Someone told me I should try this book after I'd finished Jerome K. Jerome's Three Men in a Boat (To Say Nothing of the Dog). But I had no idea that I should have read at least some of the Lord Peter Wimsey/Harriet Vane, Sherlock Holmes, and Hercule Poirot canon books first, too. I wasn't lost without that knowledge, but I'm sure I missed some subtle homages to all three in this book. (I'm griping about my own literary shortcomings here, not anyone's lack of advice or anything like that.) I do have some background on Jeeves, though, so I did catch the nods in Wodehouse's direction, and boy, were they fun to see!
I want Cyril and Princess Arjumand. They're a little too intelligent to be real, but that's what makes them so fun to read about.
Even though I'm sure I missed quite a few inside jokes, I adored this book. I haven't read any of Connie Willis's other works, so when the book launches into Ned's narrative without any backstory of what he's doing or why he's doing it, it's a little confusing at first, but I caught up eventually.
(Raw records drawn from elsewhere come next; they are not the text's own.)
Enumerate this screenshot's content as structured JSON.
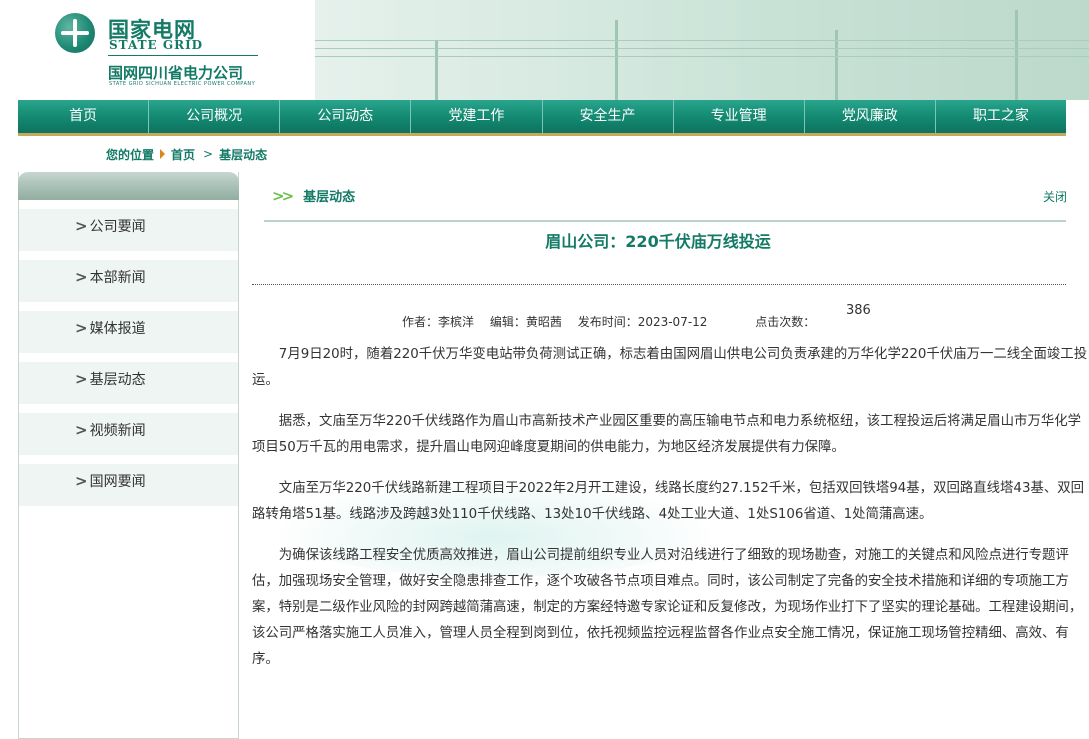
{
  "header": {
    "logo_cn": "国家电网",
    "logo_en": "STATE GRID",
    "company_cn": "国网四川省电力公司",
    "company_en": "STATE GRID SICHUAN ELECTRIC POWER COMPANY"
  },
  "nav": {
    "items": [
      "首页",
      "公司概况",
      "公司动态",
      "党建工作",
      "安全生产",
      "专业管理",
      "党风廉政",
      "职工之家"
    ]
  },
  "breadcrumb": {
    "label": "您的位置",
    "home": "首页",
    "current": "基层动态"
  },
  "sidebar": {
    "items": [
      "公司要闻",
      "本部新闻",
      "媒体报道",
      "基层动态",
      "视频新闻",
      "国网要闻"
    ]
  },
  "content": {
    "section_title": "基层动态",
    "close_label": "关闭",
    "article_title": "眉山公司：220千伏庙万线投运",
    "meta": {
      "author": "作者：李槟洋",
      "editor": "编辑：黄昭茜",
      "date": "发布时间：2023-07-12",
      "hits_label": "点击次数：",
      "hits_value": "386"
    },
    "paragraphs": [
      "7月9日20时，随着220千伏万华变电站带负荷测试正确，标志着由国网眉山供电公司负责承建的万华化学220千伏庙万一二线全面竣工投运。",
      "据悉，文庙至万华220千伏线路作为眉山市高新技术产业园区重要的高压输电节点和电力系统枢纽，该工程投运后将满足眉山市万华化学项目50万千瓦的用电需求，提升眉山电网迎峰度夏期间的供电能力，为地区经济发展提供有力保障。",
      "文庙至万华220千伏线路新建工程项目于2022年2月开工建设，线路长度约27.152千米，包括双回铁塔94基，双回路直线塔43基、双回路转角塔51基。线路涉及跨越3处110千伏线路、13处10千伏线路、4处工业大道、1处S106省道、1处简蒲高速。",
      "为确保该线路工程安全优质高效推进，眉山公司提前组织专业人员对沿线进行了细致的现场勘查，对施工的关键点和风险点进行专题评估，加强现场安全管理，做好安全隐患排查工作，逐个攻破各节点项目难点。同时，该公司制定了完备的安全技术措施和详细的专项施工方案，特别是二级作业风险的封网跨越简蒲高速，制定的方案经特邀专家论证和反复修改，为现场作业打下了坚实的理论基础。工程建设期间，该公司严格落实施工人员准入，管理人员全程到岗到位，依托视频监控远程监督各作业点安全施工情况，保证施工现场管控精细、高效、有序。"
    ]
  }
}
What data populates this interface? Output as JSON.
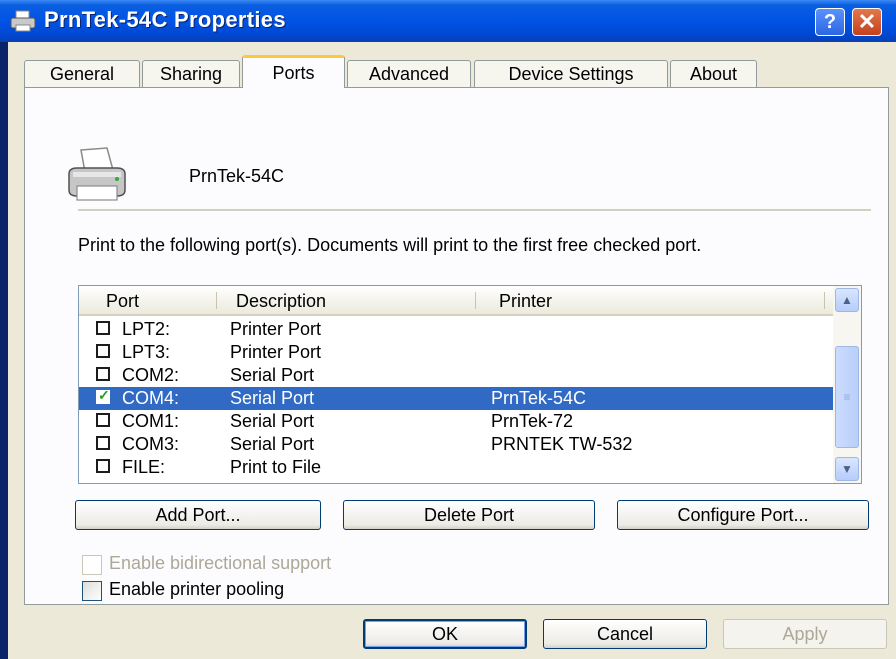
{
  "window": {
    "title": "PrnTek-54C Properties",
    "help_label": "?",
    "close_label": "✕"
  },
  "tabs": [
    {
      "label": "General"
    },
    {
      "label": "Sharing"
    },
    {
      "label": "Ports",
      "active": true
    },
    {
      "label": "Advanced"
    },
    {
      "label": "Device Settings"
    },
    {
      "label": "About"
    }
  ],
  "printer_name": "PrnTek-54C",
  "description": "Print to the following port(s). Documents will print to the first free checked port.",
  "port_list": {
    "columns": [
      "Port",
      "Description",
      "Printer"
    ],
    "rows": [
      {
        "port": "LPT2:",
        "description": "Printer Port",
        "printer": "",
        "checked": false
      },
      {
        "port": "LPT3:",
        "description": "Printer Port",
        "printer": "",
        "checked": false
      },
      {
        "port": "COM2:",
        "description": "Serial Port",
        "printer": "",
        "checked": false
      },
      {
        "port": "COM4:",
        "description": "Serial Port",
        "printer": "PrnTek-54C",
        "checked": true,
        "selected": true
      },
      {
        "port": "COM1:",
        "description": "Serial Port",
        "printer": "PrnTek-72",
        "checked": false
      },
      {
        "port": "COM3:",
        "description": "Serial Port",
        "printer": "PRNTEK TW-532",
        "checked": false
      },
      {
        "port": "FILE:",
        "description": "Print to File",
        "printer": "",
        "checked": false
      }
    ]
  },
  "port_buttons": {
    "add": "Add Port...",
    "delete": "Delete Port",
    "configure": "Configure Port..."
  },
  "options": {
    "bidirectional": {
      "label": "Enable bidirectional support",
      "checked": false,
      "enabled": false
    },
    "pooling": {
      "label": "Enable printer pooling",
      "checked": false,
      "enabled": true
    }
  },
  "dialog_buttons": {
    "ok": "OK",
    "cancel": "Cancel",
    "apply": "Apply"
  },
  "colors": {
    "titlebar": "#0053e6",
    "selection": "#316ac5",
    "face": "#ece9d8"
  }
}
There's a lot of tension in the book because of their deadlines and how seriously they're messing up the time line, but it's always balanced by humor and a delicate love story. (Ned and Verity are daffy and charming when time-lagged.) I wanted to smack Terence, Tossie, and Tossie's mother more than once ... maybe even more than I wanted to smack Mrs Bennet, and that'd be a new record in my book! A good chunk of Terence's dialogue was literary quotes, which was fun.
Verdict: I love this book. I must buy this book. (Thank heaven for public libraries.) And I must read Connie Willis's other books that take place in this world.
Next up: The Wall by Marlen Haushofer. Should be pretty quick, and than I can start Lord Peter Wimsey's adventures with Whose Body? by Dorothy L. Sayers.